Inductief versus deductief
Tijdens het uitvoeren van een onderzoek zijn er grofweg twee redeneermethoden die worden gehanteerd. Deze staan bekend als inductieve en deductieve redeneerbenaderingen. De twee benaderingen staan lijnrecht tegenover elkaar en de selectie van de redeneerbenadering hangt af van zowel het ontwerp van het onderzoek als de eisen van de onderzoeker. Dit artikel zal kort de twee redeneerbenaderingen bekijken en proberen een onderscheid te maken tussen beide.
Deductieve redenering
Dit is een aanpak die van algemene premissen tot een meer specifieke conclusie werkt. Dit wordt ook wel een top-down benadering of de watervalbenadering van redeneren genoemd. De gebouwen die worden ingenomen zijn waar en de conclusie volgt logisch uit deze premissen. Deductief betekent het proberen conclusies te trekken (afleiden) uit een theorie die er al is.
Inductief redeneren
Het is een bottom-up benadering die tegengesteld is aan deductief redeneren. Hier wordt het begin gemaakt met specifieke observaties en onderzoek gaat in de richting van bredere generalisaties of theorieën. Er is een zekere mate van onzekerheid naarmate we verder komen, aangezien conclusies gebaseerd zijn op premissen. Inductief redeneren begint met specifieke waarnemingen waarbij de onderzoeker patronen en regelmatigheden probeert op te sporen, hypothesen maakt, deze onderzoekt en uiteindelijk met generalisaties komt. Deze conclusies worden theorieën genoemd.

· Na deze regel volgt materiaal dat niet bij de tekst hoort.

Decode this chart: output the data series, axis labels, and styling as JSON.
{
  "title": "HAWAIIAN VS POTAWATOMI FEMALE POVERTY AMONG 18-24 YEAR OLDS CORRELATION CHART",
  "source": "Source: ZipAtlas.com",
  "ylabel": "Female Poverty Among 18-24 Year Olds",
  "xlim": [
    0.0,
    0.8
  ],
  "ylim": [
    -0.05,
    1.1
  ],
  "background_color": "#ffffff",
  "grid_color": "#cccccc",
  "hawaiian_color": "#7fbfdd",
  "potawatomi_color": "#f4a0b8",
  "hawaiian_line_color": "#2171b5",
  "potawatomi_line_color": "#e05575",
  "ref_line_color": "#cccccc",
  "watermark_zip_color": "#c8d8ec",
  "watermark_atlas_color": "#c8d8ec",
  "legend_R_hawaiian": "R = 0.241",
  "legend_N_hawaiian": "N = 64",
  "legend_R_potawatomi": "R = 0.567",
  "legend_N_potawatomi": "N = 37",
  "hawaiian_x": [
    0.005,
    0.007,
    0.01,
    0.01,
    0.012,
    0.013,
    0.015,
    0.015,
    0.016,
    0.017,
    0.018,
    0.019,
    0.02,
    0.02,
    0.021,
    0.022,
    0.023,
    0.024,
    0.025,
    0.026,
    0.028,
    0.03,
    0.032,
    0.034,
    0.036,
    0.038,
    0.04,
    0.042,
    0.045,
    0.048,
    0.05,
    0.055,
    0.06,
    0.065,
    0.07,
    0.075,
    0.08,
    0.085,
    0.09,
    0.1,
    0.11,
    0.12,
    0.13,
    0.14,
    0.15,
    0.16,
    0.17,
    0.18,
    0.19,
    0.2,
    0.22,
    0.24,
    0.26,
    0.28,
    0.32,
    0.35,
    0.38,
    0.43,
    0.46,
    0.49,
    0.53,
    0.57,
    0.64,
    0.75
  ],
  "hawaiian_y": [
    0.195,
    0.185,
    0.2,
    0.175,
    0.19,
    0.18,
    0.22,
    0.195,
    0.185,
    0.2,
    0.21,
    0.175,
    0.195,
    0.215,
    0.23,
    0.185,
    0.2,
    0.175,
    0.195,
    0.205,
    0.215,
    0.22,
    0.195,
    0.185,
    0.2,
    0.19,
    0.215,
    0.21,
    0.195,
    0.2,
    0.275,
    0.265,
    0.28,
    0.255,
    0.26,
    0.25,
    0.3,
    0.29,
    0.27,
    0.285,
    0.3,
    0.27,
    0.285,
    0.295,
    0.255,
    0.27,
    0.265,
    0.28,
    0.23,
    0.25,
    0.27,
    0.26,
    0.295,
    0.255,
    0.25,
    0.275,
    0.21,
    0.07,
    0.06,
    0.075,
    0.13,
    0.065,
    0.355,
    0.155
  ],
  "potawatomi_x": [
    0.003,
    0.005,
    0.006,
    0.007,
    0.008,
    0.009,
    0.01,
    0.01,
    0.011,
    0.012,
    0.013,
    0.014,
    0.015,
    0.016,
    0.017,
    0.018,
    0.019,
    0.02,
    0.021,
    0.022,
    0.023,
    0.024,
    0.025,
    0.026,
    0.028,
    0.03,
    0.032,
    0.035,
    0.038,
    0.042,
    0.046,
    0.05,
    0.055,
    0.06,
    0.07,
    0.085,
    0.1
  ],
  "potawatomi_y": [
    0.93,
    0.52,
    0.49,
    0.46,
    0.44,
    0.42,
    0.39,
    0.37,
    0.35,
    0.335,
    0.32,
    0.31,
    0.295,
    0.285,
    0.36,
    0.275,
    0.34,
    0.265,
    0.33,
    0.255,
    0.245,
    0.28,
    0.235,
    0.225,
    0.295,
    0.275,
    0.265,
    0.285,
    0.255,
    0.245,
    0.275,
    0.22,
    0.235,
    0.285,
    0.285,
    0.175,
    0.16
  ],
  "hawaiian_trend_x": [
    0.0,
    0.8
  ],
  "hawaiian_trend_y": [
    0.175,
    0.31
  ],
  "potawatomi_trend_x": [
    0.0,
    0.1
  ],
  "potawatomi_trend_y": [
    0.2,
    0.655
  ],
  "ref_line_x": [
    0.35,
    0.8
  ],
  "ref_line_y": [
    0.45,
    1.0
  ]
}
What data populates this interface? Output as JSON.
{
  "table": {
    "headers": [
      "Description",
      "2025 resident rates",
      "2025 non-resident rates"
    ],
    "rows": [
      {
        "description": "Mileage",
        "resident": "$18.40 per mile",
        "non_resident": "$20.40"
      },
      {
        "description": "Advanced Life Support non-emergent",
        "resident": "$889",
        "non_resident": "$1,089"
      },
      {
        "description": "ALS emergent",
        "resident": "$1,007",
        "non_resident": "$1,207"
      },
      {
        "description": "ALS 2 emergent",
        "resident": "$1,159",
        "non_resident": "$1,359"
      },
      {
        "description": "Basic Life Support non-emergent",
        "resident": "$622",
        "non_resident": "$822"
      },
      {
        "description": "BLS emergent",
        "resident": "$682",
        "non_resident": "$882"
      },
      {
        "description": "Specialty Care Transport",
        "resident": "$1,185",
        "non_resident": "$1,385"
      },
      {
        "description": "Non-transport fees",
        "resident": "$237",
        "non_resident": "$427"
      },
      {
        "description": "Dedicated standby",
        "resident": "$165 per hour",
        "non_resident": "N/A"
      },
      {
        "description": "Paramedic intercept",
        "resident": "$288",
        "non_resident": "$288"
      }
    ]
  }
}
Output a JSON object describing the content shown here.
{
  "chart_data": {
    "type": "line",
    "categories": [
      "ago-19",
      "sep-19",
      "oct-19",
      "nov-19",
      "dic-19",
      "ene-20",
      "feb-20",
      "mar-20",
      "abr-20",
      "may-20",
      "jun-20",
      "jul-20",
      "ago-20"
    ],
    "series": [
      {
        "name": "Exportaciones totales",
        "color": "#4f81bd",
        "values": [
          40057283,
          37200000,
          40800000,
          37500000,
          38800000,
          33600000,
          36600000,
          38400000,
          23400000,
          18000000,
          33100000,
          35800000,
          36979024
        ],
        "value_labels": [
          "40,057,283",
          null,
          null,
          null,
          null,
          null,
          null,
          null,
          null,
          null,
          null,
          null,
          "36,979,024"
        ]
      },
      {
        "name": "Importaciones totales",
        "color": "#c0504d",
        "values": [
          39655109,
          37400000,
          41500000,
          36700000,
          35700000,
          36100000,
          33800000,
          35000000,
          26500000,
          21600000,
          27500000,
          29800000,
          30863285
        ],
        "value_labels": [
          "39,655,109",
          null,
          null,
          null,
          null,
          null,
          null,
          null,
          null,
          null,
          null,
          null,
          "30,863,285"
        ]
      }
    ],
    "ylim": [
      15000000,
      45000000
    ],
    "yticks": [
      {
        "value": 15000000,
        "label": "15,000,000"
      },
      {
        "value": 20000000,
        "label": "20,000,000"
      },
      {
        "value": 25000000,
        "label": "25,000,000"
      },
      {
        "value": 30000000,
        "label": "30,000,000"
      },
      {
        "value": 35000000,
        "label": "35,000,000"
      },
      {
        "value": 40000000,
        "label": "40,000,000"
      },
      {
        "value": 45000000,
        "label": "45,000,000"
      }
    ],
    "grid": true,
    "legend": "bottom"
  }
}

In het kort: Inductief versus deductief • Uit de bovenstaande beschrijving van de twee redeneermethoden is het verleidelijk om tot conclusies te komen dat de ene of de andere methode beter is. Beide benaderingen zijn echter nuttig omdat ze bedoeld zijn om in verschillende omstandigheden te worden toegepast. • Terwijl deductief redeneren smal van aard is omdat het gaat om het testen van hypothese die al aanwezig is, is inductief redeneren open en verkennend van aard. • Hoewel deductieve benadering beter geschikt is voor situaties waarin wetenschappelijke hypotheses worden geverifieerd, is voor studies op het gebied van sociale wetenschappen (geesteswetenschappen) de inductieve redeneermethode beter geschikt. In de praktijk worden beide benaderingen echter in een bepaald onderzoek gebruikt en gebruikt wanneer en waar onderzoeker ze nodig heeft.